The first introductory part of the paper deals with George Yeats's life until she married W. B. Yeats. Her birth and education, the first meeting with W. B. Yeats, and the establishing of a close relationship which, strengthened by common interest in occultism, led to their marriage in October 1917, are briefly surveyed. The paper then discusses the problem which arose from Yeats's unresolved sexual love for Iseult Gonne, and shows how George Yeats solved it by trying the automatic script at their honeymoon hotel.
The automatic script, which saved George and W. B. Yeats at the critical moment, and dominated the early years of their married life, is mainly discussed in the next part of the paper. The paper first describes how it started, and then discusses the main issues related to it: why George did it, and whether it was "her hoax, a joint self-deception, or daimonic intervention" (Saddlemye xix), and how it affected W. B. Yeats's life and work. In order to see how W. B. Yeats expressed his feeling and thought about the automatic script in his poems, the writer of the paper reads "Solomon to Sheba," "Solomon and the Witch," and "The Gift of Harun Al-Rashid."

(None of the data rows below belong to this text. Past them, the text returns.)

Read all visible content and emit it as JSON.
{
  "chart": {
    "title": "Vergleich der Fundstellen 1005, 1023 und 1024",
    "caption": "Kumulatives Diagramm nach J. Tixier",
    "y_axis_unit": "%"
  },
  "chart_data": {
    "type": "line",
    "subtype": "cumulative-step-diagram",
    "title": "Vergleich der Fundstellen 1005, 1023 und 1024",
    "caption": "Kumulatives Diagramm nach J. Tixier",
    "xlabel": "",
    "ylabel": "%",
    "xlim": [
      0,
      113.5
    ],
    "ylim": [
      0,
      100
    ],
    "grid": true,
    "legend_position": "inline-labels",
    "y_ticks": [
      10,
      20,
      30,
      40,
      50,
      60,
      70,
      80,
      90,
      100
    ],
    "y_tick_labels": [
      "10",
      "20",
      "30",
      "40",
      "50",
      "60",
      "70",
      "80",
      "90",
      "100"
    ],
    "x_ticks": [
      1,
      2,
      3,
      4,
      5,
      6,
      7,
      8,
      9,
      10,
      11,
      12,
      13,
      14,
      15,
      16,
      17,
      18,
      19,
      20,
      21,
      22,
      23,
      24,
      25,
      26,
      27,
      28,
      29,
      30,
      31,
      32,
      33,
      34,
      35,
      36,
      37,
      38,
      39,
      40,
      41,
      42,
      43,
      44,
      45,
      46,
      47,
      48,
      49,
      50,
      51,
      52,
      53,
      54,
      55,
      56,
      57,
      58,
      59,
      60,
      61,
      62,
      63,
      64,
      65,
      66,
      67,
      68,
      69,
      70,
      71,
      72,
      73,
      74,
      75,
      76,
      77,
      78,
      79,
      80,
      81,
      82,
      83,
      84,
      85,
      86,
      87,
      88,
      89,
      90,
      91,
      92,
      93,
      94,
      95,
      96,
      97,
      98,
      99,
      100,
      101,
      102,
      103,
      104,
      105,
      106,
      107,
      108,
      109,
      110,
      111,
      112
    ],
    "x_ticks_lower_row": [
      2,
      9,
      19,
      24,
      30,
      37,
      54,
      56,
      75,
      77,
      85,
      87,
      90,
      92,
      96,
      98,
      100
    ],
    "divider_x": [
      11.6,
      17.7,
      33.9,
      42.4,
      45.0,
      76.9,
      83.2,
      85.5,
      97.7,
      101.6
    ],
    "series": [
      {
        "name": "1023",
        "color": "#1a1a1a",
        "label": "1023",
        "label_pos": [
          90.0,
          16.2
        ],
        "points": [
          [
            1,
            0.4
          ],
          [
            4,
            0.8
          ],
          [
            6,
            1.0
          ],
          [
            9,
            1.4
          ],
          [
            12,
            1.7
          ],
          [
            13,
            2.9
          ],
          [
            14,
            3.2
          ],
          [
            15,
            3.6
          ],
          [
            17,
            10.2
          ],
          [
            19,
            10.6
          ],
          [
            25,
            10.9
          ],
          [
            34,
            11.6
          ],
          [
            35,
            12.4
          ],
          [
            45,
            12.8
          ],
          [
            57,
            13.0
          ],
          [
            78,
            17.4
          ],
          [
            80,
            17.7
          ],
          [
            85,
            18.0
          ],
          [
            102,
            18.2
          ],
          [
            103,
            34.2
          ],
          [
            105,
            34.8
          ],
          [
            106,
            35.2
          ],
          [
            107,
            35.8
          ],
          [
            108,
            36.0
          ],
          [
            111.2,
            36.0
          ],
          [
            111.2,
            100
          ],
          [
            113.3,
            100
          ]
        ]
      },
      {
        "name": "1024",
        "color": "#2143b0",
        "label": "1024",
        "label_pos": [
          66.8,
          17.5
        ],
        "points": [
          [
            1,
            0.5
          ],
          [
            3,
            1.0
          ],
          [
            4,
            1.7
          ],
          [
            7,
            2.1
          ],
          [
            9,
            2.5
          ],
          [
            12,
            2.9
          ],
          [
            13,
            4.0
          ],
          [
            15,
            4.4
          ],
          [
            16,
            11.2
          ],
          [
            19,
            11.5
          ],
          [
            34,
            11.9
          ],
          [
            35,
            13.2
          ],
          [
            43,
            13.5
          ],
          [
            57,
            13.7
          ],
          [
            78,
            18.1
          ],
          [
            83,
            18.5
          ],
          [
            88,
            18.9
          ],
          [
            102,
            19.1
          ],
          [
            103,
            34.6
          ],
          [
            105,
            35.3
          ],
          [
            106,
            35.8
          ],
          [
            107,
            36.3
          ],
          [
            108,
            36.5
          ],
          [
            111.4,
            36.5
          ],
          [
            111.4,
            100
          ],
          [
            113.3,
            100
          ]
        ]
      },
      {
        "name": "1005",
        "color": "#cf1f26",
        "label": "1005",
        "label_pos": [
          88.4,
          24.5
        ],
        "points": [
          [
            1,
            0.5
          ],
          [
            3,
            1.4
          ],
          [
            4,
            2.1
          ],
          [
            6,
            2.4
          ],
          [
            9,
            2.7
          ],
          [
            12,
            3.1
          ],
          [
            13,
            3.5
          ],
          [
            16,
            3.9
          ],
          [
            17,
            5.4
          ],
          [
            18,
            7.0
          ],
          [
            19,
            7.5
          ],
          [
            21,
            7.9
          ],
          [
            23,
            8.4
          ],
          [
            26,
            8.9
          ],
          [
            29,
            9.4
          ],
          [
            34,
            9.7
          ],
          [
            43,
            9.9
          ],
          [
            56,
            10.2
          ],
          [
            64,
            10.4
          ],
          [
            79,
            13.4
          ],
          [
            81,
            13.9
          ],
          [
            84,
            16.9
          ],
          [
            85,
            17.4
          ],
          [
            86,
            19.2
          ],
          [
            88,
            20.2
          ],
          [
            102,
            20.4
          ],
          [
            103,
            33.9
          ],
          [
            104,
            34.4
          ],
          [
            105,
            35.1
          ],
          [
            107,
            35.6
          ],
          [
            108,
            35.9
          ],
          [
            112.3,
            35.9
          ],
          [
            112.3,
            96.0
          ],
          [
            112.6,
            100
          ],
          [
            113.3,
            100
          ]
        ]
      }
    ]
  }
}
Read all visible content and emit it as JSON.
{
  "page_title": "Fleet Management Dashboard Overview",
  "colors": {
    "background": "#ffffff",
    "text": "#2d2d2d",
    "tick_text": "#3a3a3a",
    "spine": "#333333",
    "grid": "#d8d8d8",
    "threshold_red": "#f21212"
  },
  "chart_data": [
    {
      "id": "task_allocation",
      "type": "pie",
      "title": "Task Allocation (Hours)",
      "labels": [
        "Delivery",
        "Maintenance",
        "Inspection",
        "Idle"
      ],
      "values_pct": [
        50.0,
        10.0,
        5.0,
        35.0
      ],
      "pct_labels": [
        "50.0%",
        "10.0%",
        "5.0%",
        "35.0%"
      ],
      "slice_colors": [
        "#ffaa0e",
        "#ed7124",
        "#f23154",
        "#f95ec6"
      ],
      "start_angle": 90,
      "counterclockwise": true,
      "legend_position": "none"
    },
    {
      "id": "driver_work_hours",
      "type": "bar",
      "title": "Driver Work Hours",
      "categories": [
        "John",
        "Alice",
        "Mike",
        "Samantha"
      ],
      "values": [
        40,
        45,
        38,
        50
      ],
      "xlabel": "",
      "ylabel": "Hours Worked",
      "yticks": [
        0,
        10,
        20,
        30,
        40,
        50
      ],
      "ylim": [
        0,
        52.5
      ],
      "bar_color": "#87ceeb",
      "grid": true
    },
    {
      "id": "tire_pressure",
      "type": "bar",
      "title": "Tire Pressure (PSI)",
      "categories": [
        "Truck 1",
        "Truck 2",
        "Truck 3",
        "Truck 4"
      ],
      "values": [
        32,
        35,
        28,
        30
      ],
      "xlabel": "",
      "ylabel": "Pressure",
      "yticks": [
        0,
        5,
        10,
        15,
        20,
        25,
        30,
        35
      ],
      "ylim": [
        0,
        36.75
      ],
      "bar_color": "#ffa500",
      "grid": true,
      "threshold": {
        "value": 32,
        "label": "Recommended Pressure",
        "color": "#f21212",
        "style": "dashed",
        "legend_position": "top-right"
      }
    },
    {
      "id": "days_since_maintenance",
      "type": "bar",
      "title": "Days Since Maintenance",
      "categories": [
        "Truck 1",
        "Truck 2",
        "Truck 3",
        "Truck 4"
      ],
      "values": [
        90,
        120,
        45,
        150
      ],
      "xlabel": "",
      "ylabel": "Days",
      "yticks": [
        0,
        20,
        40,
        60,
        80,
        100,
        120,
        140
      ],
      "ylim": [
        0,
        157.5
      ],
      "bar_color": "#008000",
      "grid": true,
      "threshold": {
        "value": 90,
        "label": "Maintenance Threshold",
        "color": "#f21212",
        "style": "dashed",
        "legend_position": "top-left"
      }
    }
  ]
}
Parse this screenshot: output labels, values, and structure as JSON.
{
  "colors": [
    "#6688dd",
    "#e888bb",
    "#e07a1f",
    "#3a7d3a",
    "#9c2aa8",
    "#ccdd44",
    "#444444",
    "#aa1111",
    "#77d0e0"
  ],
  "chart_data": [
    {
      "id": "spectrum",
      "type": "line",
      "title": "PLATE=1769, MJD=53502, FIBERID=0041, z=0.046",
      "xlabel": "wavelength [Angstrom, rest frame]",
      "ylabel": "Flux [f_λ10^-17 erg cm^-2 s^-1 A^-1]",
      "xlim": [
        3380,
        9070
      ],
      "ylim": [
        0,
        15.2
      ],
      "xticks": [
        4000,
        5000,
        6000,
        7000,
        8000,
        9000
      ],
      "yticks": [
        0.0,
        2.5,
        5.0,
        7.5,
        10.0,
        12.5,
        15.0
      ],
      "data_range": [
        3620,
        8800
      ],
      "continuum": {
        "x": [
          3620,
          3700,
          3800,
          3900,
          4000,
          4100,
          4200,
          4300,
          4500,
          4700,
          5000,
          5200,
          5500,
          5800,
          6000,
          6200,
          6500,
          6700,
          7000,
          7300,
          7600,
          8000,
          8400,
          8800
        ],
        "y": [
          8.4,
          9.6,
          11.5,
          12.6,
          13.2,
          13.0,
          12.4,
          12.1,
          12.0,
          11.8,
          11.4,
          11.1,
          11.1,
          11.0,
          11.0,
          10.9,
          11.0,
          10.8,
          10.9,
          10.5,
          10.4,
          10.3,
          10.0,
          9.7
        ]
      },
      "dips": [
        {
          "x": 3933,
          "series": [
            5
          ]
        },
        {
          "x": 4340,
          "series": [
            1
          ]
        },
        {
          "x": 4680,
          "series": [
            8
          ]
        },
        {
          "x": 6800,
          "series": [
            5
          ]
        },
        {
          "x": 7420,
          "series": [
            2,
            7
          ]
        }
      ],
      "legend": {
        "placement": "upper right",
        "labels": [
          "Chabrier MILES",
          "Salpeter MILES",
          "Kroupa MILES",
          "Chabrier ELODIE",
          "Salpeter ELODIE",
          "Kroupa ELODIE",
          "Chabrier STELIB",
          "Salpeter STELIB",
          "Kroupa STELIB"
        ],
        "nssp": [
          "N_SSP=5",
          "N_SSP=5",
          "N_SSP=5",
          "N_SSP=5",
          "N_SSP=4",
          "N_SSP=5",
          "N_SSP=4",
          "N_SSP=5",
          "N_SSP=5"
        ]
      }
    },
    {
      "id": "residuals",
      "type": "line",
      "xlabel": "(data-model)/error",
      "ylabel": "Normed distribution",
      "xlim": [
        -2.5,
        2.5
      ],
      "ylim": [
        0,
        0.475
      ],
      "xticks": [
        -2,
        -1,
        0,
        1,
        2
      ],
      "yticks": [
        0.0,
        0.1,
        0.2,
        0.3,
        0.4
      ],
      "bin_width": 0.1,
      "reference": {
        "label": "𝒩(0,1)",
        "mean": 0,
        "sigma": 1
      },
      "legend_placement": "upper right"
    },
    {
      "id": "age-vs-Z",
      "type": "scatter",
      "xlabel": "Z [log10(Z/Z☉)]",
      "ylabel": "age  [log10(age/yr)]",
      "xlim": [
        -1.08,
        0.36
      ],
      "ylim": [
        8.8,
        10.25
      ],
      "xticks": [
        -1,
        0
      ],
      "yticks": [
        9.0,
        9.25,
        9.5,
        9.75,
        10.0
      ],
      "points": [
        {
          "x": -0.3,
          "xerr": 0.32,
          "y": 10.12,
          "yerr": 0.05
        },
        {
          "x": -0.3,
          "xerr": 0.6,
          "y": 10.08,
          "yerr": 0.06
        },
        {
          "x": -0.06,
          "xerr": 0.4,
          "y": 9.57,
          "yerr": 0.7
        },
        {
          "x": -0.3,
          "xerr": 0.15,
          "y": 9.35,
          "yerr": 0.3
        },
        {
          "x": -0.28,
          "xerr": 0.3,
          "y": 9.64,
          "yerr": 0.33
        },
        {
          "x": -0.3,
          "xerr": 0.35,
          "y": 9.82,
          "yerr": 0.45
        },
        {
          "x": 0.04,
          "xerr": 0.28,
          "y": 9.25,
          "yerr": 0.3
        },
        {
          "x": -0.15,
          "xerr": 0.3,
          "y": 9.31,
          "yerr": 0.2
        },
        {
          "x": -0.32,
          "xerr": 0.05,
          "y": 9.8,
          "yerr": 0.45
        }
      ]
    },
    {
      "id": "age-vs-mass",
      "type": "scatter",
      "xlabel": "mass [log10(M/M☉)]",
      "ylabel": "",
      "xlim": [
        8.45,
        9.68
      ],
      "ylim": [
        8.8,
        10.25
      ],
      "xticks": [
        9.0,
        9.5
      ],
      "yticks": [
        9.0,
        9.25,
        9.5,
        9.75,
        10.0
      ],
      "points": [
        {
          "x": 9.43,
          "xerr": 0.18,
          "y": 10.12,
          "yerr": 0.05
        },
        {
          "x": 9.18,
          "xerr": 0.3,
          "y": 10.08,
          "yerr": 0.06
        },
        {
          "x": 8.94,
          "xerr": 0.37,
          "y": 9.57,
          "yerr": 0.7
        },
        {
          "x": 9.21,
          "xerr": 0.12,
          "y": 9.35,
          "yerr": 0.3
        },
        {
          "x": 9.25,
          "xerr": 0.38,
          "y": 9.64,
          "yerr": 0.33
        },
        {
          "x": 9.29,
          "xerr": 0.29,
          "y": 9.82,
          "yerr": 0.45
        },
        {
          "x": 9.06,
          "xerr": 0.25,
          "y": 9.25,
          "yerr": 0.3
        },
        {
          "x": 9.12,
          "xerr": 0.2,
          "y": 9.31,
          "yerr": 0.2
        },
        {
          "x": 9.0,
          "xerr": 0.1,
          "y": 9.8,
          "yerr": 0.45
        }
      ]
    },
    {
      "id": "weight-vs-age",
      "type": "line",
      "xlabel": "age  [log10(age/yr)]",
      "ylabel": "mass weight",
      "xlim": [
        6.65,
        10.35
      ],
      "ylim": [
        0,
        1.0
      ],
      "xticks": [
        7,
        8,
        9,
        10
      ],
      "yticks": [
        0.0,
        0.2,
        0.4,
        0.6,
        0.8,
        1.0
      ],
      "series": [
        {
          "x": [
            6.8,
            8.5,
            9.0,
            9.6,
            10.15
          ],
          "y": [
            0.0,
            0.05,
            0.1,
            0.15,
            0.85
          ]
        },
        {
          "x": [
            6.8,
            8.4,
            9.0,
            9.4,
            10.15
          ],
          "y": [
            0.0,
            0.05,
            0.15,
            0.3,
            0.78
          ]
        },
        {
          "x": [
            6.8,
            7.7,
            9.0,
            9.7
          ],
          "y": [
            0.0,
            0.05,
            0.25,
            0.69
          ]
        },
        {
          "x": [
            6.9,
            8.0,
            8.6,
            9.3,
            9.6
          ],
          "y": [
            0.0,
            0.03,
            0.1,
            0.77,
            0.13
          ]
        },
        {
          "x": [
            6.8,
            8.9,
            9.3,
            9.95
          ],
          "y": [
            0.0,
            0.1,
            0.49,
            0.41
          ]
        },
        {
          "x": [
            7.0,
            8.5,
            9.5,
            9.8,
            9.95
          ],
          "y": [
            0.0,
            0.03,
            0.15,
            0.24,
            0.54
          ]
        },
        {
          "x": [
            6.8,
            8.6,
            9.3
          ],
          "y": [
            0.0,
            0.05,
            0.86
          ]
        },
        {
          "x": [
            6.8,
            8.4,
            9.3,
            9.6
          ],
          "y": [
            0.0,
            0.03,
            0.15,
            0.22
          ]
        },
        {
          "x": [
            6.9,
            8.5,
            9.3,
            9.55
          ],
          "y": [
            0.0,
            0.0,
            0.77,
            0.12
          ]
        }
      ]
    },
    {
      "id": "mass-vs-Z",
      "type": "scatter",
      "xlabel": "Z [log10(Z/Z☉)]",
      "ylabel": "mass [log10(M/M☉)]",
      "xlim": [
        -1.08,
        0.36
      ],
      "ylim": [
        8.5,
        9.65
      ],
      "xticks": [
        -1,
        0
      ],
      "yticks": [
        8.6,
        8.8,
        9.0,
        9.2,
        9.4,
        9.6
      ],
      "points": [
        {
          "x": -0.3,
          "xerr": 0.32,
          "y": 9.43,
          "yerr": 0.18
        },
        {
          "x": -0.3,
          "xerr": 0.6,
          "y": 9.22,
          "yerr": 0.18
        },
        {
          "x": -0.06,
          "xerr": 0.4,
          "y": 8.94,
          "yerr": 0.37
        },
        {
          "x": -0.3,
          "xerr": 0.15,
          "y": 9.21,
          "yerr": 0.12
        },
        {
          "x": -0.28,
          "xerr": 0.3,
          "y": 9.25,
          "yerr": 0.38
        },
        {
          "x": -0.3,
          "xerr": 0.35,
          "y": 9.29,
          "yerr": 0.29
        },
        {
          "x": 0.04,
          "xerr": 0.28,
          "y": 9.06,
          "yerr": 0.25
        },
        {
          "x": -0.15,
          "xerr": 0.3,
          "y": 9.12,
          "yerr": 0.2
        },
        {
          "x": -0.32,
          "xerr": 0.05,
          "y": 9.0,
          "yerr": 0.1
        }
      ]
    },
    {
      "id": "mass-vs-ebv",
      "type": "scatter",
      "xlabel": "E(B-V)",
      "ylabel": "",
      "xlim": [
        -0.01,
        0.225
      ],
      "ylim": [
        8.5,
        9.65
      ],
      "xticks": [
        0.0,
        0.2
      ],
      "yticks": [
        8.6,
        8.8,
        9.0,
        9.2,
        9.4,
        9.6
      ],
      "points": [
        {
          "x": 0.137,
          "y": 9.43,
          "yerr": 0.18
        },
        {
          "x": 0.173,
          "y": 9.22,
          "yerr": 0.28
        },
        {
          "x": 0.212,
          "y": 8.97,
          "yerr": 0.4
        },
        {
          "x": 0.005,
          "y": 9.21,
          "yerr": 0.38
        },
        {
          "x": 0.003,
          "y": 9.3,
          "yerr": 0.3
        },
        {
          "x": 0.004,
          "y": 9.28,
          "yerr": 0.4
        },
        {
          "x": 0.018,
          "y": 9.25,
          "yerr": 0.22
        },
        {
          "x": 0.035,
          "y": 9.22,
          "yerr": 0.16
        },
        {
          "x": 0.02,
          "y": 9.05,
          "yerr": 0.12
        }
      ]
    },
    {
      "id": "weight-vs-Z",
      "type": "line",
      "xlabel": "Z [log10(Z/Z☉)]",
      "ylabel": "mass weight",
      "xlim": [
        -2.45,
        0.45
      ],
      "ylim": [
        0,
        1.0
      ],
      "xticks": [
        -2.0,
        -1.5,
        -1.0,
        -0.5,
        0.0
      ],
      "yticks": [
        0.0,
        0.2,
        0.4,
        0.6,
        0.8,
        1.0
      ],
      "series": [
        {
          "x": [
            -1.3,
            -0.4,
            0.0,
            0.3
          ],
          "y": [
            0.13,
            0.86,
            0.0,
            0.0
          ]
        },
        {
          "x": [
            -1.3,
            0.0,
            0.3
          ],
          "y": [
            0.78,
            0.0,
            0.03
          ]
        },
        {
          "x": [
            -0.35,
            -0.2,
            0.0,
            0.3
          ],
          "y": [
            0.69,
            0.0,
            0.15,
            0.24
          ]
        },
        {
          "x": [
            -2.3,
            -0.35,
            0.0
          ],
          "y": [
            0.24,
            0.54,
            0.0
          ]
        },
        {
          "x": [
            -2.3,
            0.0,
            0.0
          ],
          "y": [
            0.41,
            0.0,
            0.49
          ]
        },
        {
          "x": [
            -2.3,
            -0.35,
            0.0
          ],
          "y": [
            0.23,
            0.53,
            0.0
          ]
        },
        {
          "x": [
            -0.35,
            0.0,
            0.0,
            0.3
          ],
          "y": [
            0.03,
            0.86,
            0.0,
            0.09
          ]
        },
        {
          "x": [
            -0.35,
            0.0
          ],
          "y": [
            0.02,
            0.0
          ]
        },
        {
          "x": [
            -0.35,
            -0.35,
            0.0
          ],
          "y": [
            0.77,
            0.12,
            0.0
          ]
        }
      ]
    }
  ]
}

The last part of the paper deals with George Yeats's life after the automatic script and the "sleeps" ended in summer 1922. Unlike the exciting and sexually intimate life of early five years, the later long years of her married life were very tiring and "problem-ridden." The paper discusses the major problems she had to face as wife of the great poet and mother of two children, and describes how she "lived through it with self-possession, with generosity, with something like nobility" (Elllmann xxviii).